Avrupa’daki büyüme kosterleri ilgilendiriyor
Avrupa’nın büyümesinin takip edilmesi gerektiğini kaydeden Koçak, “Küresel ticaretteki paradigma değişikliği, kostere kısa mesafede olumlu yansır. Çünkü, küresel ticaret zincirinde yaşanan sıkıntılar, AB’yi daha yakın pazarlardan alıma yöneltiyor. Zorluklardan ötürü Avrupa birazcık daha Doğu Akdeniz’den yakın çevresinden ithal etmek isteyecek mi göreceğiz.
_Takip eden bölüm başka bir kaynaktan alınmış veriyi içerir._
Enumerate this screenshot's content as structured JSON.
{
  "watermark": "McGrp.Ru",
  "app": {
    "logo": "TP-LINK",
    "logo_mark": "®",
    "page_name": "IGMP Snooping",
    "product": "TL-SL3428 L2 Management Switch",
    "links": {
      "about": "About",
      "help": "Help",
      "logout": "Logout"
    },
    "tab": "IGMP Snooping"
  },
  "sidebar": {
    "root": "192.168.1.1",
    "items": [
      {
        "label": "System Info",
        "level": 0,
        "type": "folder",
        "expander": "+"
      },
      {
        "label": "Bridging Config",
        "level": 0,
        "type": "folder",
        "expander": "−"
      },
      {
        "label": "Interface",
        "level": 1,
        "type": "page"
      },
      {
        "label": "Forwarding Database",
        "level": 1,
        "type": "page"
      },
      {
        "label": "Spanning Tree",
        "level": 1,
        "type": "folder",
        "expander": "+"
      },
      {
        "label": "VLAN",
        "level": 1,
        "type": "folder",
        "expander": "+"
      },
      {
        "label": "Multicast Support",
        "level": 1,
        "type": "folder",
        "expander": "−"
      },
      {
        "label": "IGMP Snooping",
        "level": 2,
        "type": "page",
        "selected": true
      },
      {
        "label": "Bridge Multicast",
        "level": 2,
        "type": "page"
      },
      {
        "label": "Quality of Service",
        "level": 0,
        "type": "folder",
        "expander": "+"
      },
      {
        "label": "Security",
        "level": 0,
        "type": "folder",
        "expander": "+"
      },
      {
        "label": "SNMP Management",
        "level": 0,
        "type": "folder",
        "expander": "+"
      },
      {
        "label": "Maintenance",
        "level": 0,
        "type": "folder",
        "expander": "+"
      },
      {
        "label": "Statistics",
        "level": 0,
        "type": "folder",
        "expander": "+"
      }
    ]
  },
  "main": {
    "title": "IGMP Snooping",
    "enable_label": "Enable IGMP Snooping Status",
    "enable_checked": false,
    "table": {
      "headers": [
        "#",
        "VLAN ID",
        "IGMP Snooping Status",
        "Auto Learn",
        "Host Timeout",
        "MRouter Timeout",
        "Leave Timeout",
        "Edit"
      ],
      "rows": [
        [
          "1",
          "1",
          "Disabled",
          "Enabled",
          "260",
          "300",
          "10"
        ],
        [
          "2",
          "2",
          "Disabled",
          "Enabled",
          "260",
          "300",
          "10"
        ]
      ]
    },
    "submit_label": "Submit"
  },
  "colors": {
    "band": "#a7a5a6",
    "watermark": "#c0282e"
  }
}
FED’in politikalarının Avrupa’nın alım iştahını nasıl etkileyeceği kosterleri birinci dereceden etkileyecek” diye konuştu.
“Emtia piyasalarında türbülans eksik olmayacak”
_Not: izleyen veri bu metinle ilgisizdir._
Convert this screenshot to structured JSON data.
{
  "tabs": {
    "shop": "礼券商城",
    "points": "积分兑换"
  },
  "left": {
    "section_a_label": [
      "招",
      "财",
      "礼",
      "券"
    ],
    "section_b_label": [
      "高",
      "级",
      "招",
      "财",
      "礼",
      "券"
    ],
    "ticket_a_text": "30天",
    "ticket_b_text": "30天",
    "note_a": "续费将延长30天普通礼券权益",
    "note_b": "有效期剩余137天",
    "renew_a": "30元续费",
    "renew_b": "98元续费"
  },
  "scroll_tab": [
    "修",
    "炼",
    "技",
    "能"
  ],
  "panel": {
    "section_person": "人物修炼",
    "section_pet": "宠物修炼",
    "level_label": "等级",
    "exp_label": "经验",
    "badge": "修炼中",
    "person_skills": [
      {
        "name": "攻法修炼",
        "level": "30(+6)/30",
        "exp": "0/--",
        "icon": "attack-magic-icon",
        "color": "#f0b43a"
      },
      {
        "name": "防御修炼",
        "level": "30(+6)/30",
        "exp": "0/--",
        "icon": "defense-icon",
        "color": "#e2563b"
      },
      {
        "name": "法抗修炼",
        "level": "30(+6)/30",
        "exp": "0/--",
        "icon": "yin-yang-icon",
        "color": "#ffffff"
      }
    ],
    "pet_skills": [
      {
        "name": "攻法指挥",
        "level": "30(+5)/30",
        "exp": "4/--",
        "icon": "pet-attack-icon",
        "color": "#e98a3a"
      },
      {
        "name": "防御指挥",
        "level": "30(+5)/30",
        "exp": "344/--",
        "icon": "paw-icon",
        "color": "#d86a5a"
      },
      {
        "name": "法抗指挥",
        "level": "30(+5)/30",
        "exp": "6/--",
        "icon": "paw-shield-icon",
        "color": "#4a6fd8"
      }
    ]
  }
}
Toplantının konuşmacılarından olan DÜNYA Gazetesi üst yöneticisi Hakan Güldağ, dünyanın pandemiyle birlikte yepyeni bir 10 yıla adım attığına vurgu yaparak, şunları söyledi: “Çünkü büyük dönüşümleri yaşayacağımız, ne emtia piyasalarında ne jeopolitik alanda türbülansın hiç eksik olmayacağı bir 10 yıl olacak. Yeni teknolojiler de devreye girecek ve dünyanın siyasi haritasında da değişiklikler olmasını bekliyorum.
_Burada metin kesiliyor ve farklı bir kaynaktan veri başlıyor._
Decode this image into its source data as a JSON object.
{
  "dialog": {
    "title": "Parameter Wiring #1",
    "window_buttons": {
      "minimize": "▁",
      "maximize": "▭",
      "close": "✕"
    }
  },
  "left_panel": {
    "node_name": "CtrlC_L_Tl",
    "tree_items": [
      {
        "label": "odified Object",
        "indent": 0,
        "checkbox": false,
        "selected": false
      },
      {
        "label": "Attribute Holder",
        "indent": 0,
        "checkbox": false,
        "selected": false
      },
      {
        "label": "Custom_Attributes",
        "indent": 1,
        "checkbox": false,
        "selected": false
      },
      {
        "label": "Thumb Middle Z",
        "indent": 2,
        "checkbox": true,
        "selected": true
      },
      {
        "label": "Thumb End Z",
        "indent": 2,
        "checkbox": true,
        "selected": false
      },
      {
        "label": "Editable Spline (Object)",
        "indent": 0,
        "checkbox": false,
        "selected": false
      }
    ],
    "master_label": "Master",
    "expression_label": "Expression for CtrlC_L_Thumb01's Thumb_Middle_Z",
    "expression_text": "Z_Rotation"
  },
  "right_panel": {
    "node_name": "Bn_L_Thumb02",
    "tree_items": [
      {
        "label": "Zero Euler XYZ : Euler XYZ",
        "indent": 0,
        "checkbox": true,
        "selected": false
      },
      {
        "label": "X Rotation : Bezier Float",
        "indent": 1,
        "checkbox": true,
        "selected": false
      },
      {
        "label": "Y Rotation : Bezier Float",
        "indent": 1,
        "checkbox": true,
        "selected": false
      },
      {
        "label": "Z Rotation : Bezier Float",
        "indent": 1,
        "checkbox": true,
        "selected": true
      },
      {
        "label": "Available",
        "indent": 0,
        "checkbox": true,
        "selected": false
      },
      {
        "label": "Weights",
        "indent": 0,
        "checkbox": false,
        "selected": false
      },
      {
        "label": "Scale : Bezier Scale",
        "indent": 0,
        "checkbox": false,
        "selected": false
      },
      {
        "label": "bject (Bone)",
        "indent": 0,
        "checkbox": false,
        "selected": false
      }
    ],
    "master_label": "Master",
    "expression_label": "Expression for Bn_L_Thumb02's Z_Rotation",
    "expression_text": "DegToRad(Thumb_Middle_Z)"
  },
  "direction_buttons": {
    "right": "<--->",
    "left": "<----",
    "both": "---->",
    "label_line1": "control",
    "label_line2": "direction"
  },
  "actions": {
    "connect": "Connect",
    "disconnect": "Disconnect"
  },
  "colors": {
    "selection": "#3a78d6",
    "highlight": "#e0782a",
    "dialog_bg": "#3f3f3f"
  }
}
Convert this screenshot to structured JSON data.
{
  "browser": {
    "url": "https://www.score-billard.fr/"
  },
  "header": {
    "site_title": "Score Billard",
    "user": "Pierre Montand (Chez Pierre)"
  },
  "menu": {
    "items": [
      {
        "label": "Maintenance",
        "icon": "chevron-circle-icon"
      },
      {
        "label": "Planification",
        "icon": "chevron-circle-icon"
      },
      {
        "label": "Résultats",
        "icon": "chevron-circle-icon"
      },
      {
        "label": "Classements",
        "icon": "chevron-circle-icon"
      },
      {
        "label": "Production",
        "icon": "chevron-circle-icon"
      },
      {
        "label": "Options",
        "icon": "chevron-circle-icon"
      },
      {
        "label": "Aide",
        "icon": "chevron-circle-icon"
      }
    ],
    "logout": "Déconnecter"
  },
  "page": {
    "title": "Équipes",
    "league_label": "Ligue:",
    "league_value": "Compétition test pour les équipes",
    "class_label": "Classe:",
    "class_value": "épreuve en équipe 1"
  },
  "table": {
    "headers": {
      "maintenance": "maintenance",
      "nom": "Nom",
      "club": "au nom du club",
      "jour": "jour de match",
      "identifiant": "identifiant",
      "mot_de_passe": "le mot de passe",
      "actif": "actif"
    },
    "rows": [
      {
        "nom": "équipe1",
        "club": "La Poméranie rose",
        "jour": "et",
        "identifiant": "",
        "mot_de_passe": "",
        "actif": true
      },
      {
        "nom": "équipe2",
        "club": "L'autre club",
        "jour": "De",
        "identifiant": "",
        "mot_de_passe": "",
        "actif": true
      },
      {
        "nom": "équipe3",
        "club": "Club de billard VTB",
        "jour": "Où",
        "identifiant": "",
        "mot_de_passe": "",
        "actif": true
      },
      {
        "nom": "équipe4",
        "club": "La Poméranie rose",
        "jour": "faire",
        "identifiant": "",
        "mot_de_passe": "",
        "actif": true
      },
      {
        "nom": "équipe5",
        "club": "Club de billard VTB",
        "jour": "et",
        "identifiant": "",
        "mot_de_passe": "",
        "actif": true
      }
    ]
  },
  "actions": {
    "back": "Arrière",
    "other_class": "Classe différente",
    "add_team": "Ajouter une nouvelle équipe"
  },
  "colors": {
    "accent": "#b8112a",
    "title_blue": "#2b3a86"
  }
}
Çünkü küreselleşme denilen bir önceki paradigma geride kaldı. ABD dış politikasının da temelini oluşturan serbest piyasa modeli içinde küreselleşme yaklaşımı artık geride kalıyor. Şimdi başka bir dönemle karşı karşıyayız. Mevcut hegemon güç Amerika hegemonyasını restore etme çabasıyla şu anda yeni ittifaklar kurmaya çalışıyor. Bir demokrasiler ittifakı oluşturmaya ve yükselen güç Çin’i de bastırmaya çalışıyor. Bu çerçevede Türkiye’de kendisine mümkün olduğunca kimsenin uydusu olmadan dünya üzerindeki pozisyonunu daha fazla güçlendirmeye çalıyor. Ama bütün bu etrafımızda olup bitenler de türbülansı artıracak. Önümüzdeki dönemde bunlar piyasaları etkileyecek. Türkiye’yi etkileyecek. Bu 10 yılı çok rahat geçiremeyeceğiz.”
Türkiye’nin büyüme modeliyle daha fazla ilerleyemeyeceğinin anlaşıldığını dile getiren Güldağ, “Hangi modelle Türkiye’nin bu rekabet gücünü artıracağına ilişkin henüz bir karar verilemedi. Bir rota tutturulamadı. Şu anda yaşadığımız en büyük problemlerden biri de bu. Henüz rotamızı belirleyememiş olmamız. Kolay değil ama biz de ne yapmak istediğimizi çok net biçimde ortaya koyabilmiş değiliz. Bunun yarattığı birtakım çalkantıları yaşıyoruz. Mesela değişik yaklaşımlar var işte. Faiz kararında bunu gördük” diye konuştu.